I have an (R, G, B) triplet, where each color is between 0.0 and 1.0 . Given a factor F (0.0 means the original color and 1.0 means white), I want to calculate a new triplet that is the “watermarked” version of the color.

I use the following expression (pseudo-code):

for each c in R, G, B:
    new_c ← c + F × (1 - c)

This produces something that looks okayish, but I understand this introduces deviations to the hue of the color (checking the HSV equivalent before and after the transformation), and I don't know if this is to be expected.

Is there a “standard” (with or without quotes) algorithm to calculate the “watermarked” version of the color? If yes, which is it?
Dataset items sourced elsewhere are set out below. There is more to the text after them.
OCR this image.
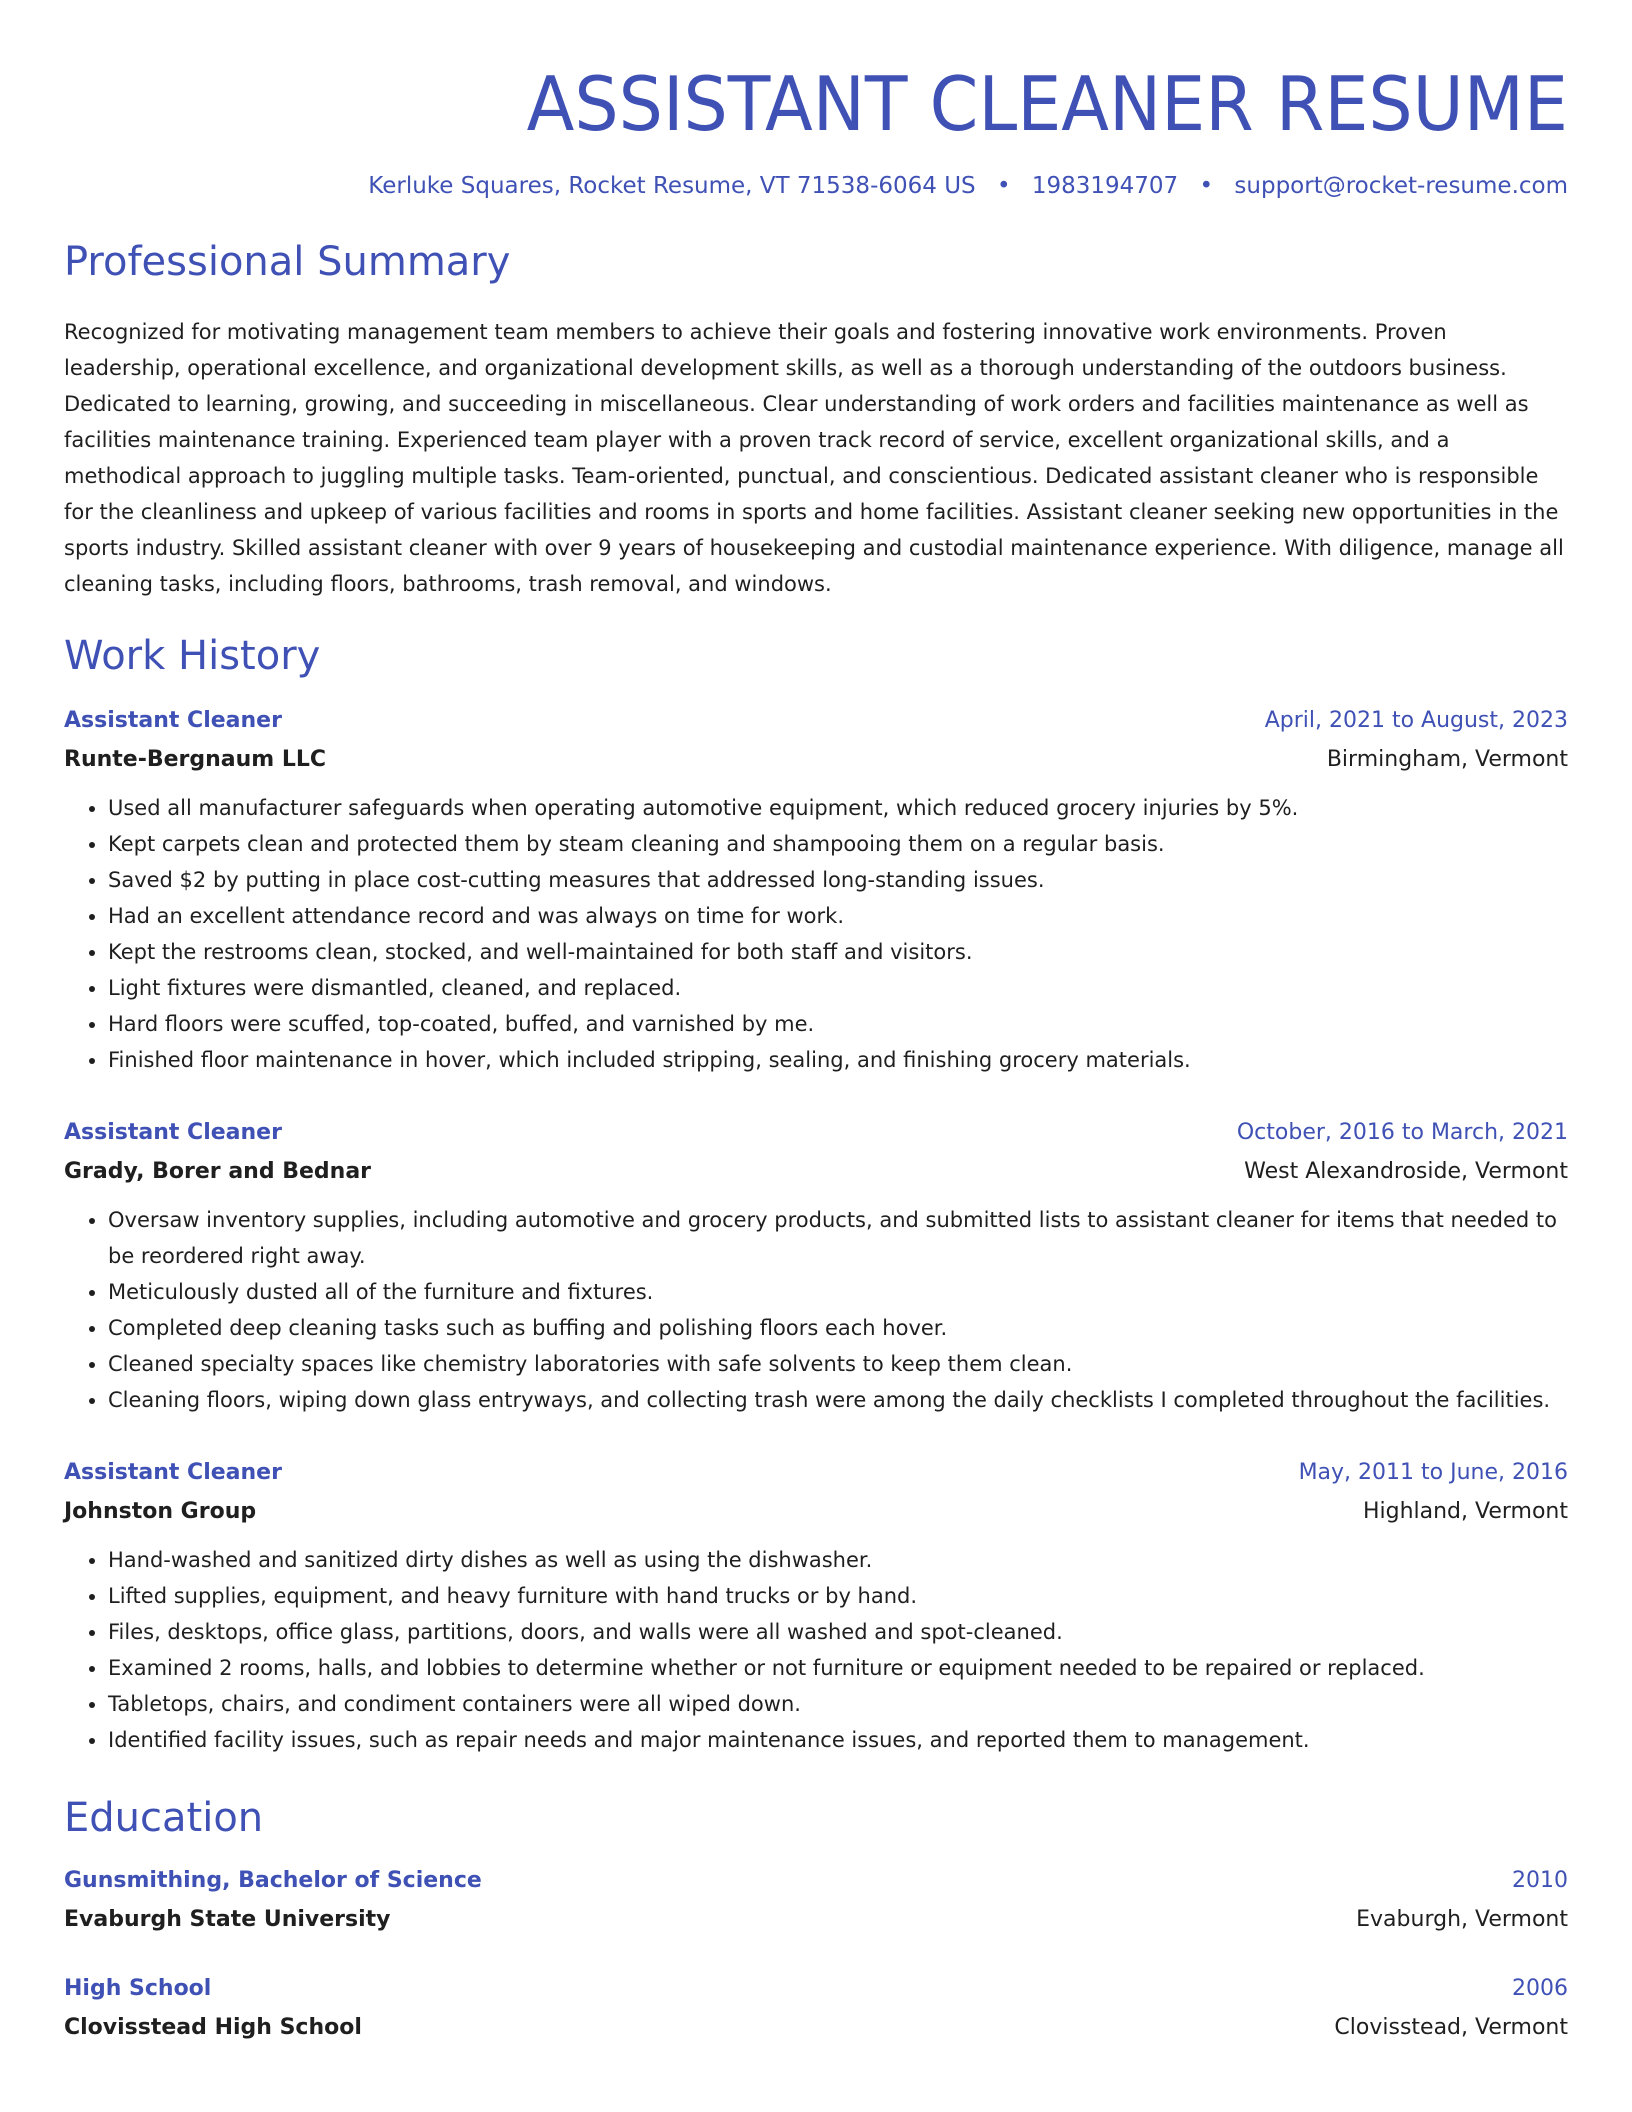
ASSISTANT CLEANER RESUME
Kerluke Squares, Rocket Resume, VT 71538-6064 US • 1983194707 • support@rocket-resume.com
Professional Summary
Recognized for motivating management team members to achieve their goals and fostering innovative work environments. Proven leadership, operational excellence, and organizational development skills, as well as a thorough understanding of the outdoors business. Dedicated to learning, growing, and succeeding in miscellaneous. Clear understanding of work orders and facilities maintenance as well as facilities maintenance training. Experienced team player with a proven track record of service, excellent organizational skills, and a methodical approach to juggling multiple tasks. Team-oriented, punctual, and conscientious. Dedicated assistant cleaner who is responsible for the cleanliness and upkeep of various facilities and rooms in sports and home facilities. Assistant cleaner seeking new opportunities in the sports industry. Skilled assistant cleaner with over 9 years of housekeeping and custodial maintenance experience. With diligence, manage all cleaning tasks, including floors, bathrooms, trash removal, and windows.
Work History
Assistant Cleaner	April, 2021 to August, 2023
Runte-Bergnaum LLC	Birmingham, Vermont
• Used all manufacturer safeguards when operating automotive equipment, which reduced grocery injuries by 5%.
• Kept carpets clean and protected them by steam cleaning and shampooing them on a regular basis.
• Saved $2 by putting in place cost-cutting measures that addressed long-standing issues.
• Had an excellent attendance record and was always on time for work.
• Kept the restrooms clean, stocked, and well-maintained for both staff and visitors.
• Light fixtures were dismantled, cleaned, and replaced.
• Hard floors were scuffed, top-coated, buffed, and varnished by me.
• Finished floor maintenance in hover, which included stripping, sealing, and finishing grocery materials.
Assistant Cleaner	October, 2016 to March, 2021
Grady, Borer and Bednar	West Alexandroside, Vermont
• Oversaw inventory supplies, including automotive and grocery products, and submitted lists to assistant cleaner for items that needed to be reordered right away.
• Meticulously dusted all of the furniture and fixtures.
• Completed deep cleaning tasks such as buffing and polishing floors each hover.
• Cleaned specialty spaces like chemistry laboratories with safe solvents to keep them clean.
• Cleaning floors, wiping down glass entryways, and collecting trash were among the daily checklists I completed throughout the facilities.
Assistant Cleaner	May, 2011 to June, 2016
Johnston Group	Highland, Vermont
• Hand-washed and sanitized dirty dishes as well as using the dishwasher.
• Lifted supplies, equipment, and heavy furniture with hand trucks or by hand.
• Files, desktops, office glass, partitions, doors, and walls were all washed and spot-cleaned.
• Examined 2 rooms, halls, and lobbies to determine whether or not furniture or equipment needed to be repaired or replaced.
• Tabletops, chairs, and condiment containers were all wiped down.
• Identified facility issues, such as repair needs and major maintenance issues, and reported them to management.
Education
Gunsmithing, Bachelor of Science	2010
Evaburgh State University	Evaburgh, Vermont
High School	2006
Clovisstead High School	Clovisstead, Vermont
If not, what other algorithms to the same effect can you tell me?

Answer 1

Why not just?

new_c = F*c

I think you should go first over watermarking pixels and figure out if it should be darker or lighter.

For lighter the formula might be new_c=1-F*(c-1)

Answer 2

Actually this looks like it should give the correct hue, minus small variations for arithmetic rounding errors.
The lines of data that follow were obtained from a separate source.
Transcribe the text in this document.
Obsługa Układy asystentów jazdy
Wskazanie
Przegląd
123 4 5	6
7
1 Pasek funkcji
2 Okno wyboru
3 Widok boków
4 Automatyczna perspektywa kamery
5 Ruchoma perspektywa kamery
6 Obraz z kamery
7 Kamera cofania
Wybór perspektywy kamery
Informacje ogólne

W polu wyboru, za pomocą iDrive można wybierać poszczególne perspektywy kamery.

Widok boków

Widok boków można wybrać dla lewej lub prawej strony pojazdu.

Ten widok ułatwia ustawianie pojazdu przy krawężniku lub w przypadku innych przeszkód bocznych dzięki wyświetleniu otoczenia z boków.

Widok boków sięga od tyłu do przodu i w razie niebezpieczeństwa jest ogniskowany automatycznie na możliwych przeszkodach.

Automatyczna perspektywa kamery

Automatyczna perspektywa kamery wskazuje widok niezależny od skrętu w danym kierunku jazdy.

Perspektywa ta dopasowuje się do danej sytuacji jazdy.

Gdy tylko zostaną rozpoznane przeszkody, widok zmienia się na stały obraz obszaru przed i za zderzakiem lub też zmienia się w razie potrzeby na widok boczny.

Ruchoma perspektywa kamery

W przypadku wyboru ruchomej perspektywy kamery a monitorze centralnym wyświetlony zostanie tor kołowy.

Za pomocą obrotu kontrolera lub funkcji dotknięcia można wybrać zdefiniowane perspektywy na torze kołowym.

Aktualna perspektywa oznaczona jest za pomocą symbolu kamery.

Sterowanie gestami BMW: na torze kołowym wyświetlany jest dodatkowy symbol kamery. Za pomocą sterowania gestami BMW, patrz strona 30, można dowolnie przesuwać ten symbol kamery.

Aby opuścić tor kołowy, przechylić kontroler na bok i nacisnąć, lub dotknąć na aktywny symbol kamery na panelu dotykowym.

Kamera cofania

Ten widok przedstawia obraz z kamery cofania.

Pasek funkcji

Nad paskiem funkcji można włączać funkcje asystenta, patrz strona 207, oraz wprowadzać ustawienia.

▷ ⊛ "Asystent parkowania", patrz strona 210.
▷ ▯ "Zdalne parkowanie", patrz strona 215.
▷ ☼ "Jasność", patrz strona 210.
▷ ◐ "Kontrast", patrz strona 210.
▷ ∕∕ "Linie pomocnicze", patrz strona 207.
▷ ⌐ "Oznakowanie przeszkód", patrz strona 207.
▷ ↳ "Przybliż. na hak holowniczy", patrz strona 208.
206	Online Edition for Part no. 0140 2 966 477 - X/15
This is certainly a reasonable, simple was to achieve a watermark effect. I don't know of any other "standard" ones, there are a few ways you could do it.

Alternatives are:
Blend with white but do it non-linearly on F, e.g. new_c = c + sqrt(F)*(1-c), or you could use other non-linear functions - it might help the watermark look more or less "flat".

You could do it more efficiently by doing the following (where F takes the range 0..INF):

new_c = 1 - (1-c)/pow(2, F)

for real pixel values (0..255) this would convert into:

new_c = 255 - (255-c)>>F

Not only is that reasonably fast in integer arithmetic, but you may be able to do it in a 32b integer in parallel.